Va ricordato che il diritto di accesso dei consiglieri, come disciplinato dall’articolo 43 del T.U.E.L. n. 267/2000 presenta una ampiezza maggiore rispetto al diritto di accesso agli atti disciplinato dalla legge n. 241/1990.
Infatti, il diritto discende dalla stesso mandato consiliare, che conferisce all’interessato una posizione qualificata.
Il consigliere non è tenuto a specificare il motivo della richiesta e pertanto la richiesta va accolta al di là dei motivi comunque specificati, altrimenti gli uffici diventerebbero arbitri di stabilire la portata del controllo sul loro operato.
Non solo, per il consigliere non rileva neppure l’esigenza della riservatezza, perché egli è tenuto al segreto nei casi determinati dalla legge. Ciò non significa che il consigliere non possa divulgare ciò che è venuto a conoscenza, ma che non può farlo per quello notizie che sono protette da eventuali norme (esempio le disposizioni sulla tutela dei dati personali sensibili e giudiziari).
Nel caso in questione, il comune aveva negato l’accesso ad un parere legale sostenendo la necessità di far rientrare tra gli atti segreti sottratti all’accesso anche gli scritti redatti dai legali in occasione rese alla P.A. e tutelati dall’articolo 200 del Cod. di proc. penale e sostenendo inoltre che tale atto non aveva natura endoprocedimentale.
Di diverso avviso è stato il T.A.R., con la citata sentenza sopra richiamata, che ha rilevato come il diritto di accesso dei consiglieri degli enti locali abbia una portata ampia tale da permettere anche la conoscenza dei “pareri legali richiesti dall’Amministrazione comunale onde prenderne conoscenza e poter intervenire a riguardo” (sentenza del Consiglio di Stato n. 2716/2004).

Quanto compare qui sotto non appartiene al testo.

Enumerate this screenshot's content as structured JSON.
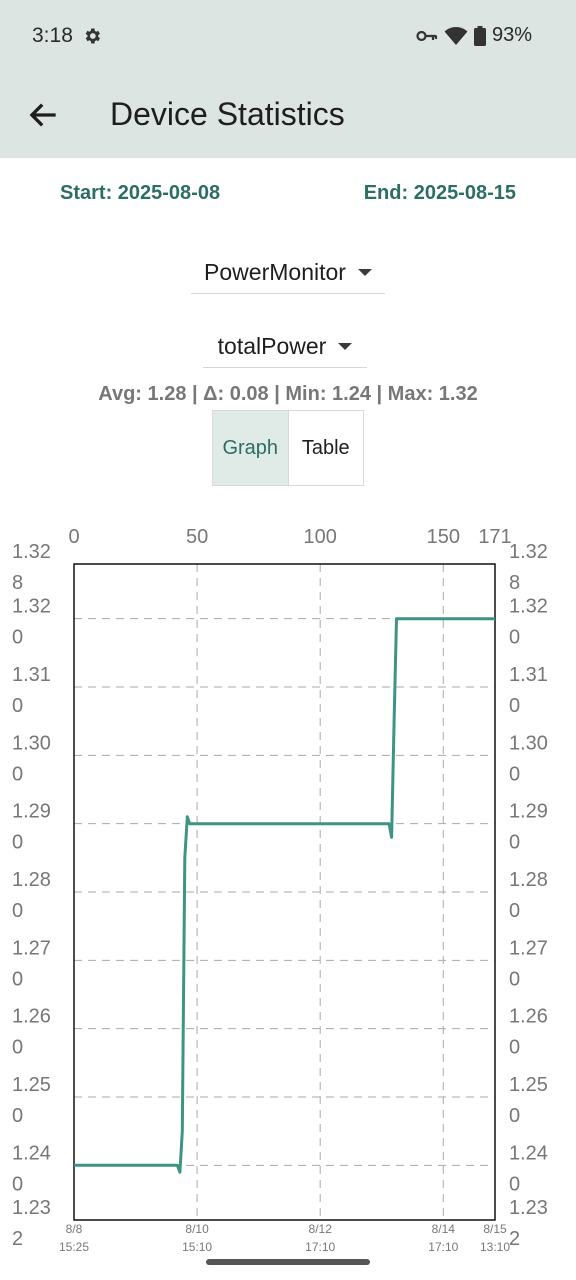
{
  "status_bar": {
    "time": "3:18",
    "battery": "93%"
  },
  "header": {
    "title": "Device Statistics"
  },
  "range": {
    "start": "Start: 2025-08-08",
    "end": "End: 2025-08-15"
  },
  "device_select": {
    "value": "PowerMonitor"
  },
  "metric_select": {
    "value": "totalPower"
  },
  "stats": "Avg: 1.28 | Δ: 0.08 | Min: 1.24 | Max: 1.32",
  "view_toggle": {
    "graph": "Graph",
    "table": "Table",
    "selected": "graph"
  },
  "chart_data": {
    "type": "line",
    "series": [
      {
        "x": [
          0,
          42,
          43,
          44,
          45,
          46,
          47,
          128,
          129,
          130,
          131,
          171
        ],
        "values": [
          1.24,
          1.24,
          1.239,
          1.245,
          1.285,
          1.291,
          1.29,
          1.29,
          1.288,
          1.305,
          1.32,
          1.32
        ]
      }
    ],
    "top_x_ticks": [
      {
        "value": 0,
        "label": "0"
      },
      {
        "value": 50,
        "label": "50"
      },
      {
        "value": 100,
        "label": "100"
      },
      {
        "value": 150,
        "label": "150"
      },
      {
        "value": 171,
        "label": "171"
      }
    ],
    "bottom_x_ticks": [
      {
        "value": 0,
        "line1": "8/8",
        "line2": "15:25"
      },
      {
        "value": 50,
        "line1": "8/10",
        "line2": "15:10"
      },
      {
        "value": 100,
        "line1": "8/12",
        "line2": "17:10"
      },
      {
        "value": 150,
        "line1": "8/14",
        "line2": "17:10"
      },
      {
        "value": 171,
        "line1": "8/15",
        "line2": "13:10"
      }
    ],
    "y_ticks": [
      {
        "value": 1.328,
        "line1": "1.32",
        "line2": "8"
      },
      {
        "value": 1.32,
        "line1": "1.32",
        "line2": "0"
      },
      {
        "value": 1.31,
        "line1": "1.31",
        "line2": "0"
      },
      {
        "value": 1.3,
        "line1": "1.30",
        "line2": "0"
      },
      {
        "value": 1.29,
        "line1": "1.29",
        "line2": "0"
      },
      {
        "value": 1.28,
        "line1": "1.28",
        "line2": "0"
      },
      {
        "value": 1.27,
        "line1": "1.27",
        "line2": "0"
      },
      {
        "value": 1.26,
        "line1": "1.26",
        "line2": "0"
      },
      {
        "value": 1.25,
        "line1": "1.25",
        "line2": "0"
      },
      {
        "value": 1.24,
        "line1": "1.24",
        "line2": "0"
      },
      {
        "value": 1.232,
        "line1": "1.23",
        "line2": "2"
      }
    ],
    "xlim": [
      0,
      171
    ],
    "ylim": [
      1.232,
      1.328
    ],
    "grid": true,
    "line_color": "#3e9484"
  }
}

Non solo, il parere in questione, essendo recepito in una deliberazione di Giunta, presenta natura endoprocedimentale per cui a maggior ragione doveva essere messo a disposizione del consigliere che ne aveva fatto richiesta, proprio perché aveva costituito il presupposto per l’adozione della deliberazione.
In questo senso non era quindi configurabile la diversa ipotesi di parere legale reso (in relazione a liti in potenza) nell’ambito di un rapporto fiduciario e riservato, intercorrente tra il difensore e assistito e non reso pubblico in un procedimento amministrativo.
In conclusione va quindi evidenziata ancora una volta la particolare posizione del consigliere, che gli attribuisce il diritto di accedere a tutte le informazioni ritenute utili per l’espletamento del mandato (e quindi non solo atti e documenti, ma anche le informazioni che prescindono da essi), senza che gli uffici possano valutare discrezionalmente le richieste, negando l’accesso ai documenti richiesti.
Infine, in merito al rilascio di copie degli atti ai consiglieri va evidenziato che il Ministero dell’Interno, con circolare n. 3/2005 ha ribadito la gratuità del rilascio delle copie, ricordando tuttavia, qualora queste diventino eccessive, come la Corte dei Conti ha suggerito agli Enti di valutare l’opportunità di una specifica disciplina regolamentare, che realizzi un giusto contemperamento fra il diritto del consigliere e il tendenziale contenimento della spesa nel rispetto del principio di economicità della attività amministrativa.